Some say that that is the end of the tale – and of all tales, for that matter. But others hold that a
new world, green and beautiful, will arise out of the waters. Vidar and a few other gods
– Vali, Baldur, Hodr, and Thor’s sons Modi and Magni – will survive the downfall of the old
world, and will live joyously in the new one. A man and a woman, Lif and Lifthrasir (Old
5
Norse Líf and Lífþrasir, “Life” and “Striving after Life”[4]), will have hidden themselves from the
cataclysm in a place called the “Wood of Hoddmimir” (Hoddmímis holt), and will now come out
and populate the lush land in which they will find themselves. A new sun, the daughter of the
previous one, will rise in the sky. And all of this will be presided over by a new, almighty
ruler.[5]
The Meaning of Ragnarok for the Vikings
As the above implies, two versions of the myth of Ragnarok seem to be present in the Norse
sources. In one of them, Ragnarok is the final end of the cosmos, and no rebirth follows it. In the
other, there is a rebirth. What are we to make of this conflict?

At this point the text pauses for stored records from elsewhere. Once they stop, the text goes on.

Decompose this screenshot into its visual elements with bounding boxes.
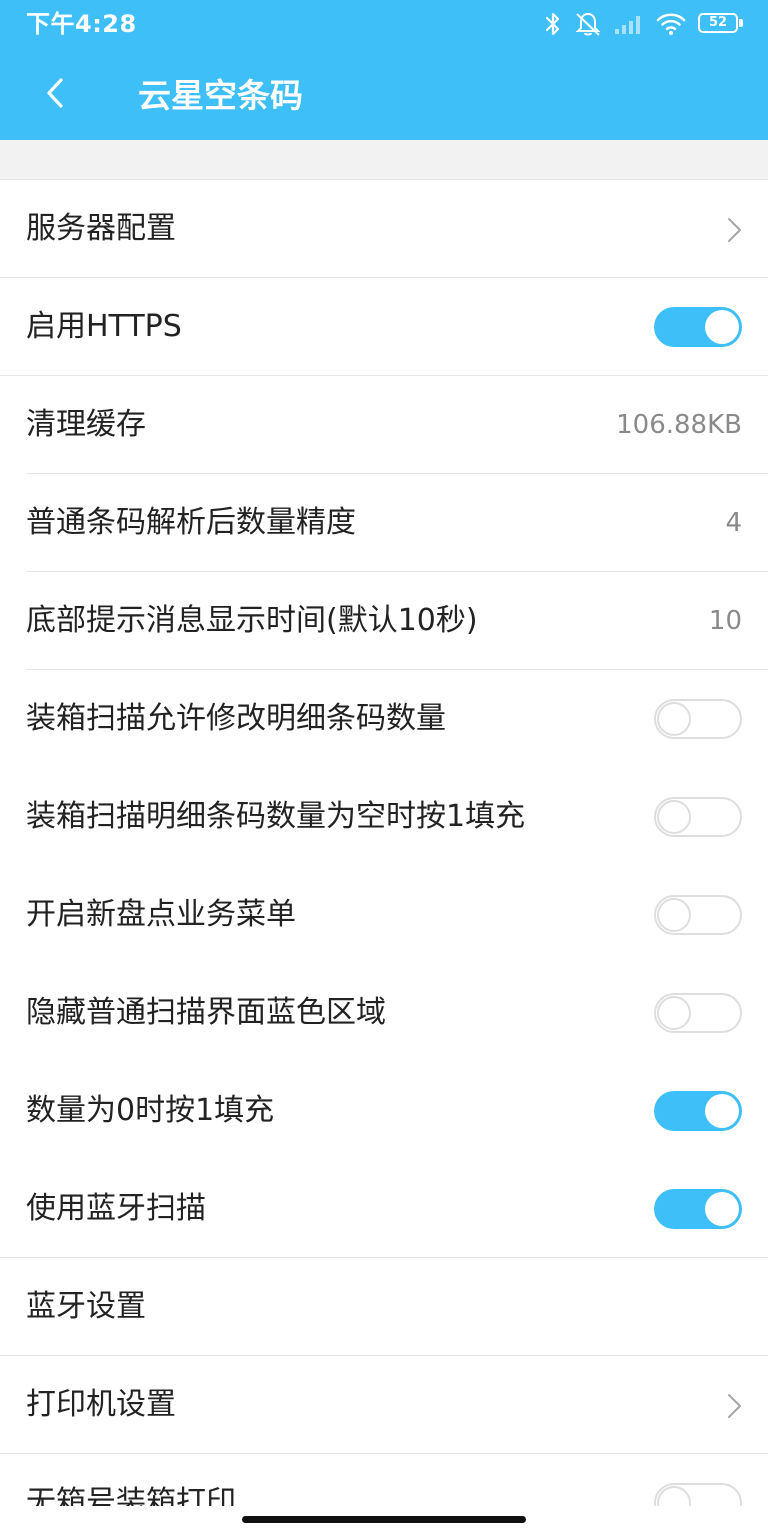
home-indicator[interactable] — [242, 1516, 526, 1523]
battery-icon: 52 — [698, 13, 744, 35]
settings-row-value: 106.88KB — [616, 410, 742, 440]
settings-row-label: 无箱号装箱打印 — [26, 1485, 236, 1506]
settings-row[interactable]: 隐藏普通扫描界面蓝色区域 — [0, 964, 768, 1062]
toggle-knob — [657, 1486, 691, 1506]
status-time: 下午4:28 — [26, 10, 137, 38]
settings-toggle[interactable] — [654, 797, 742, 837]
bell-muted-icon — [574, 11, 602, 37]
settings-row[interactable]: 底部提示消息显示时间(默认10秒) 10 — [0, 572, 768, 670]
wifi-icon — [656, 12, 686, 36]
settings-row[interactable]: 数量为0时按1填充 — [0, 1062, 768, 1160]
chevron-right-icon — [724, 1392, 744, 1420]
settings-screen: 下午4:28 52 云星空条码 服务器配置 启用HTTPS 清理缓存 106.8… — [0, 0, 768, 1536]
settings-row[interactable]: 启用HTTPS — [0, 278, 768, 376]
settings-row[interactable]: 装箱扫描明细条码数量为空时按1填充 — [0, 768, 768, 866]
settings-row-value: 4 — [725, 508, 742, 538]
settings-row-label: 开启新盘点业务菜单 — [26, 897, 296, 932]
toggle-knob — [705, 1094, 739, 1128]
settings-row[interactable]: 普通条码解析后数量精度 4 — [0, 474, 768, 572]
back-button[interactable] — [30, 70, 80, 120]
settings-row[interactable]: 打印机设置 — [0, 1356, 768, 1454]
toggle-knob — [657, 996, 691, 1030]
section-gap — [0, 140, 768, 180]
settings-list: 服务器配置启用HTTPS 清理缓存 106.88KB 普通条码解析后数量精度 4 底部提示… — [0, 180, 768, 1506]
settings-row-label: 底部提示消息显示时间(默认10秒) — [26, 603, 478, 638]
settings-toggle[interactable] — [654, 1189, 742, 1229]
settings-toggle[interactable] — [654, 993, 742, 1033]
signal-icon — [614, 13, 644, 35]
toggle-knob — [657, 898, 691, 932]
settings-toggle[interactable] — [654, 895, 742, 935]
settings-row-label: 隐藏普通扫描界面蓝色区域 — [26, 995, 386, 1030]
settings-row-label: 使用蓝牙扫描 — [26, 1191, 206, 1226]
settings-row[interactable]: 服务器配置 — [0, 180, 768, 278]
settings-toggle[interactable] — [654, 307, 742, 347]
toggle-knob — [705, 1192, 739, 1226]
settings-row-label: 蓝牙设置 — [26, 1289, 146, 1324]
settings-row-label: 服务器配置 — [26, 211, 176, 246]
page-title: 云星空条码 — [138, 76, 303, 115]
settings-row-label: 启用HTTPS — [26, 309, 182, 344]
settings-toggle[interactable] — [654, 1091, 742, 1131]
app-header: 下午4:28 52 云星空条码 — [0, 0, 768, 140]
settings-row-label: 数量为0时按1填充 — [26, 1093, 275, 1128]
chevron-left-icon — [45, 77, 65, 113]
battery-cap — [739, 19, 743, 27]
toggle-knob — [657, 800, 691, 834]
settings-row[interactable]: 无箱号装箱打印 — [0, 1454, 768, 1506]
bluetooth-icon — [544, 11, 562, 37]
settings-row[interactable]: 开启新盘点业务菜单 — [0, 866, 768, 964]
settings-row-label: 装箱扫描允许修改明细条码数量 — [26, 701, 446, 736]
toggle-knob — [705, 310, 739, 344]
settings-row[interactable]: 使用蓝牙扫描 — [0, 1160, 768, 1258]
settings-row-label: 装箱扫描明细条码数量为空时按1填充 — [26, 799, 526, 834]
settings-row-label: 清理缓存 — [26, 407, 146, 442]
battery-level: 52 — [698, 13, 738, 33]
settings-row-label: 普通条码解析后数量精度 — [26, 505, 356, 540]
settings-toggle[interactable] — [654, 699, 742, 739]
settings-row[interactable]: 蓝牙设置 — [0, 1258, 768, 1356]
toggle-knob — [657, 702, 691, 736]
settings-row[interactable]: 清理缓存 106.88KB — [0, 376, 768, 474]
status-icons: 52 — [544, 10, 744, 38]
settings-row-value: 10 — [708, 606, 742, 636]
settings-row[interactable]: 装箱扫描允许修改明细条码数量 — [0, 670, 768, 768]
settings-toggle[interactable] — [654, 1483, 742, 1506]
chevron-right-icon — [724, 216, 744, 244]
status-bar: 下午4:28 52 — [0, 0, 768, 48]
settings-row-label: 打印机设置 — [26, 1387, 176, 1422]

In my book The Viking Spirit: An Introduction to Norse Mythology and Religion, I argue that the
version in which no rebirth occurs is the older, more purely pagan view, and the rebirth story is
an addition that developed only late in the Viking Age under Christian influence. Ragnarok had
been reinterpreted to describe the religious transformation the Viking world was undergoing, in
which the old gods were indeed dying, but were also being replaced with something else. A
relatively short article such as this isn’t the place to present this argument and the evidence for it
as I do in the book, so if you want to see my reasoning, read the book. Half a chapter is devoted
to this topic. But here’s the gist: the rebirth addition comes only from three late sources, one of
which was dependent on the other two, while all previous mentions of Ragnarok speak only of
the destruction, and never of any kind of rebirth.

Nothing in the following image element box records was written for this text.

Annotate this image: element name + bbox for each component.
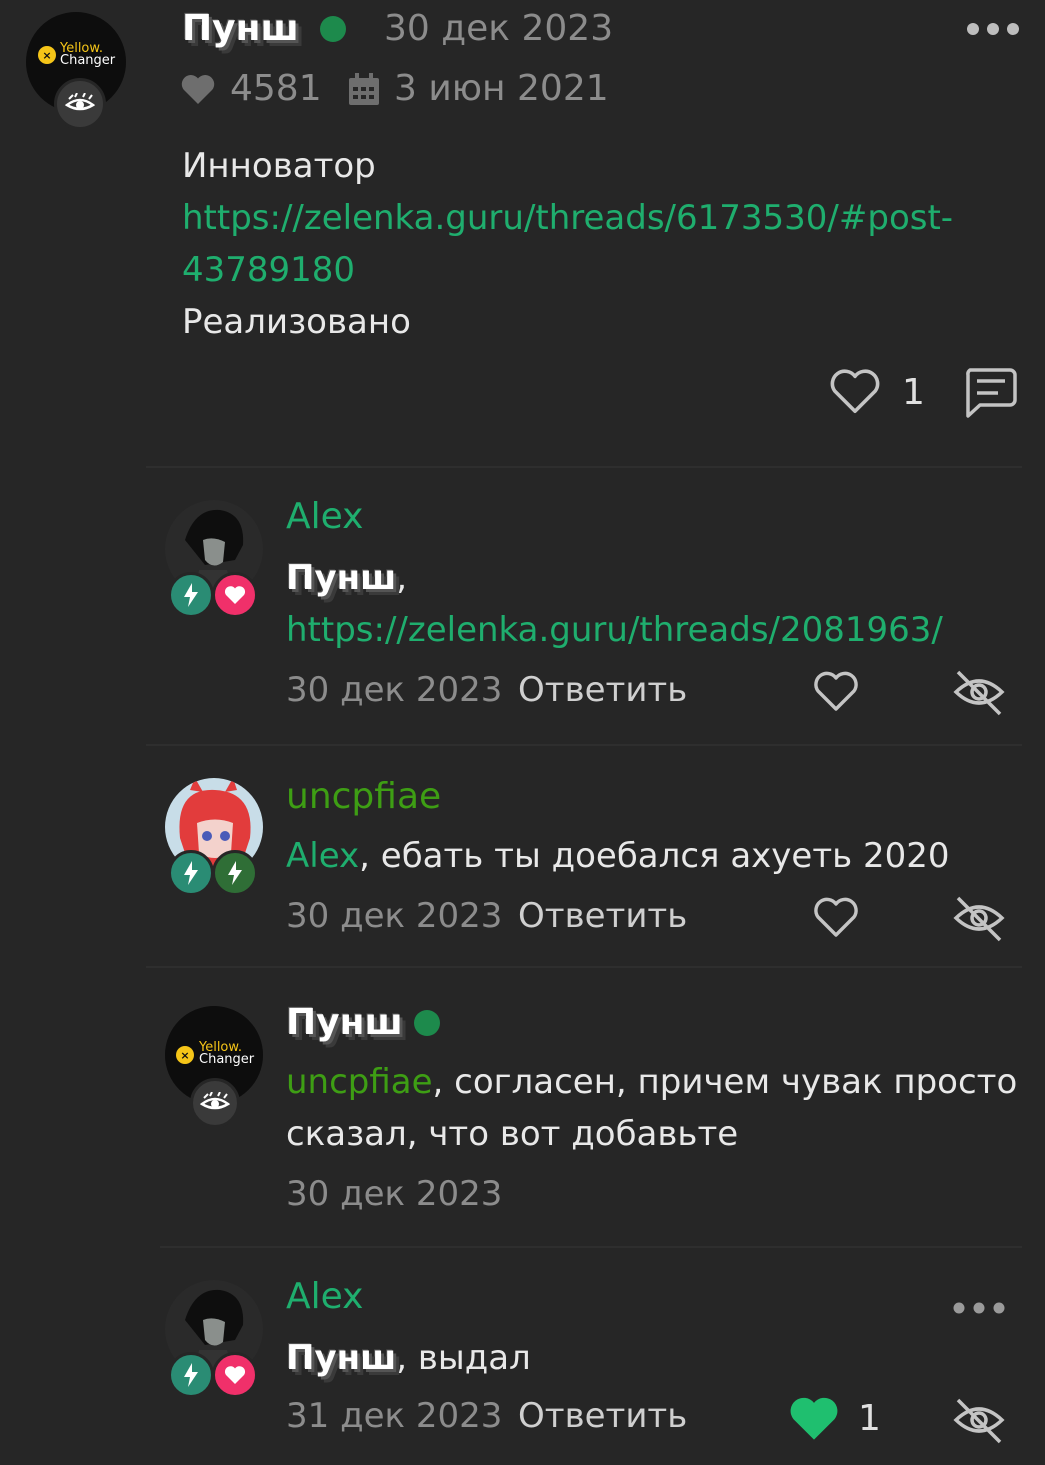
comment-date: 30 дек 2023 (286, 670, 503, 710)
bolt-icon (168, 850, 214, 896)
divider (146, 966, 1022, 968)
bolt-icon (168, 572, 214, 618)
comment-text: , выдал (396, 1338, 531, 1378)
comment-text: , ебать ты доебался ахуеть 2020 (359, 836, 950, 876)
mention-link[interactable]: Пунш (286, 558, 396, 598)
comment-link[interactable]: https://zelenka.guru/threads/2081963/ (286, 610, 943, 650)
online-status-dot (414, 1010, 440, 1036)
post-body-line3: Реализовано (182, 302, 411, 342)
bolt-icon (212, 850, 258, 896)
post-author-name[interactable]: Пунш (182, 8, 299, 49)
comment-author[interactable]: Alex (286, 496, 363, 537)
eye-badge-icon (54, 78, 106, 130)
mention-link[interactable]: uncpfiae (286, 1062, 433, 1102)
comment-date: 30 дек 2023 (286, 896, 503, 936)
mention-link[interactable]: Alex (286, 836, 359, 876)
like-heart-icon[interactable] (828, 366, 882, 420)
hide-eye-icon[interactable] (952, 892, 1006, 948)
post-body-line1: Инноватор (182, 146, 376, 186)
bolt-icon (168, 1352, 214, 1398)
mention-separator: , (396, 558, 408, 598)
pink-heart-badge-icon (212, 572, 258, 618)
hide-eye-icon[interactable] (952, 666, 1006, 722)
svg-text:×: × (42, 49, 51, 62)
more-dots-icon[interactable] (966, 20, 1022, 38)
pink-heart-badge-icon (212, 1352, 258, 1398)
post-like-count: 1 (902, 372, 925, 413)
reply-button[interactable]: Ответить (518, 670, 687, 710)
avatar-brand-line2: Changer (199, 1052, 255, 1067)
author-likes-count: 4581 (230, 68, 322, 109)
comment-author[interactable]: Пунш (286, 1002, 403, 1043)
online-status-dot (320, 16, 346, 42)
eye-badge-icon (190, 1078, 240, 1128)
comment-date: 30 дек 2023 (286, 1174, 503, 1214)
post-link[interactable]: https://zelenka.guru/threads/6173530/#po… (182, 198, 953, 238)
calendar-icon (348, 72, 380, 110)
divider (160, 1246, 1022, 1248)
like-heart-icon[interactable] (812, 668, 860, 718)
comment-like-count: 1 (858, 1398, 881, 1439)
comment-date: 31 дек 2023 (286, 1396, 503, 1436)
comment-icon[interactable] (962, 366, 1018, 424)
svg-text:×: × (180, 1049, 189, 1062)
reply-button[interactable]: Ответить (518, 896, 687, 936)
more-dots-icon[interactable] (952, 1300, 1006, 1316)
divider (146, 466, 1022, 468)
author-joined-date: 3 июн 2021 (394, 68, 609, 109)
comment-author[interactable]: Alex (286, 1276, 363, 1317)
heart-icon (180, 72, 216, 110)
like-heart-icon[interactable] (812, 894, 860, 944)
comment-text-line2: сказал, что вот добавьте (286, 1114, 739, 1154)
liked-heart-icon[interactable] (788, 1394, 840, 1446)
comment-text: , согласен, причем чувак просто (432, 1062, 1018, 1102)
comment-author[interactable]: uncpfiae (286, 776, 441, 817)
mention-link[interactable]: Пунш (286, 1338, 396, 1378)
avatar-brand-line2: Changer (60, 53, 116, 68)
reply-button[interactable]: Ответить (518, 1396, 687, 1436)
post-date: 30 дек 2023 (384, 8, 614, 49)
post-link-continued[interactable]: 43789180 (182, 250, 355, 290)
hide-eye-icon[interactable] (952, 1394, 1006, 1450)
divider (146, 744, 1022, 746)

What would such a belief have meant for the Norse?
Imagine that you’re a Viking. You live in a world that you know will one day be obliterated. The
very gods themselves will perish with it. Nothing of value will be spared – not even
the memory of anything that ever had value. How does such a world look to you in the present
moment, given that the seeds of that final destruction have already been sown, and the world is
careening inexorably toward that final decisive moment? Would this not cast a dark hue of
tragedy, senselessness, and futility over the world and everything that occurs within it? Indeed,
it’s hard to escape the conclusion that this was how the Vikings saw the world on one level.

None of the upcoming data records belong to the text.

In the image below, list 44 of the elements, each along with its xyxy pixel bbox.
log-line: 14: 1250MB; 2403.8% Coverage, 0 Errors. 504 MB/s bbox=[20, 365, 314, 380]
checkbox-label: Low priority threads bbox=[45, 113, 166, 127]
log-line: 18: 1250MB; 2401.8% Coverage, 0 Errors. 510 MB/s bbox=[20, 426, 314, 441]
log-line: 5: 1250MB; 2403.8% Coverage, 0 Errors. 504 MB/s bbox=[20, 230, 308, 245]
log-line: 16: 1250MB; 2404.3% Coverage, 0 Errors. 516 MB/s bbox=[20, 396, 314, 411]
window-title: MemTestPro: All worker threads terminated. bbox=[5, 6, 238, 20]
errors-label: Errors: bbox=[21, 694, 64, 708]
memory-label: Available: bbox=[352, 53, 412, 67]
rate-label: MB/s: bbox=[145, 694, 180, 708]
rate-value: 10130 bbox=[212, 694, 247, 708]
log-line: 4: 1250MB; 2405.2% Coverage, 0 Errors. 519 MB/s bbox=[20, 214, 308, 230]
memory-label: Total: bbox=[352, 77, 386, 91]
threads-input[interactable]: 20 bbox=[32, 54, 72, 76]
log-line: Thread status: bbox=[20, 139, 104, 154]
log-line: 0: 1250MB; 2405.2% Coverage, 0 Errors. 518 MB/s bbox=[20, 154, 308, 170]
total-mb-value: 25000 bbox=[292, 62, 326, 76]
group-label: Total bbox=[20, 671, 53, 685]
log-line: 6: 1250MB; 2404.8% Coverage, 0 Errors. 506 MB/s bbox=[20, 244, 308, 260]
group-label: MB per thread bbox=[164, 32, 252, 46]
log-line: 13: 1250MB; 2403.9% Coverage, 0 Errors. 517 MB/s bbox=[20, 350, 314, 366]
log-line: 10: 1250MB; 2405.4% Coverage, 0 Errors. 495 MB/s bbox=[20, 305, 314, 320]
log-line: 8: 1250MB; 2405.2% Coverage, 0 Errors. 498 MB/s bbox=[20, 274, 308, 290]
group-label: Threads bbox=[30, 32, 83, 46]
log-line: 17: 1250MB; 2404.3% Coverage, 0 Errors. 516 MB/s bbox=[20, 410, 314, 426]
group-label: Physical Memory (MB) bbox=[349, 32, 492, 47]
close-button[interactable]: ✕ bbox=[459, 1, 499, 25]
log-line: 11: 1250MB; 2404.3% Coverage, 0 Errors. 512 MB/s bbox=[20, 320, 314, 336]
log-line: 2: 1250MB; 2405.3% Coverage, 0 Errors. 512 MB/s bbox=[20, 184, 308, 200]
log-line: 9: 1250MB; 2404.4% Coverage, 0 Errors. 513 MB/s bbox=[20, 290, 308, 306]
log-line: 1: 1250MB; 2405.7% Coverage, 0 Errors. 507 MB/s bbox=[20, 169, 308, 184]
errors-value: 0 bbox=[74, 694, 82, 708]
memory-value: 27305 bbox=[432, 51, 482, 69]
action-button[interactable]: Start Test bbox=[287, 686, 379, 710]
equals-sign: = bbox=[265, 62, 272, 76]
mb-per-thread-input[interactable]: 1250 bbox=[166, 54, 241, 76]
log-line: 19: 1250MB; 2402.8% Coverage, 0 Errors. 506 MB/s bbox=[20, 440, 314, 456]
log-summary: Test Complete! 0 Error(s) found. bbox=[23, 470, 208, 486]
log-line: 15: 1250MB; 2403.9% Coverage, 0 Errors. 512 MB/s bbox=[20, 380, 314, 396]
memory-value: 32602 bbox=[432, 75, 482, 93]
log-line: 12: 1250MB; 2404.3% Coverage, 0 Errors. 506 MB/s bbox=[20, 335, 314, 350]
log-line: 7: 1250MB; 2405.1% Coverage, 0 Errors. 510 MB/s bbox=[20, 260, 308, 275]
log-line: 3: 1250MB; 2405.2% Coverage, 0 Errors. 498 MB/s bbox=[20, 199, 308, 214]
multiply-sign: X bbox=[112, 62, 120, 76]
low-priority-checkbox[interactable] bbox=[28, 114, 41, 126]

Yet Ragnarok also carried another meaning for them, one which complemented yet altered this
tragic view of life.
In addition to being a prophecy about the future that revealed much about the underlying nature
of the world along the way, the myth of Ragnarok also served as a paradigmatic model for
human action. For the Vikings, the tale didn’t produce hopelessness as much as inspiration and
invigoration. Just as the gods will one day die, so too will each individual human being. And just
as the gods will go out and face their fate with dignity, honor, and courage, so too can humans.
In this view, the inevitability of death and misfortune should not paralyze us, but should instead
spur us to hold noble attitudes and do noble deeds – the kind worthy of being recounted by bards
many generations after we ourselves are gone.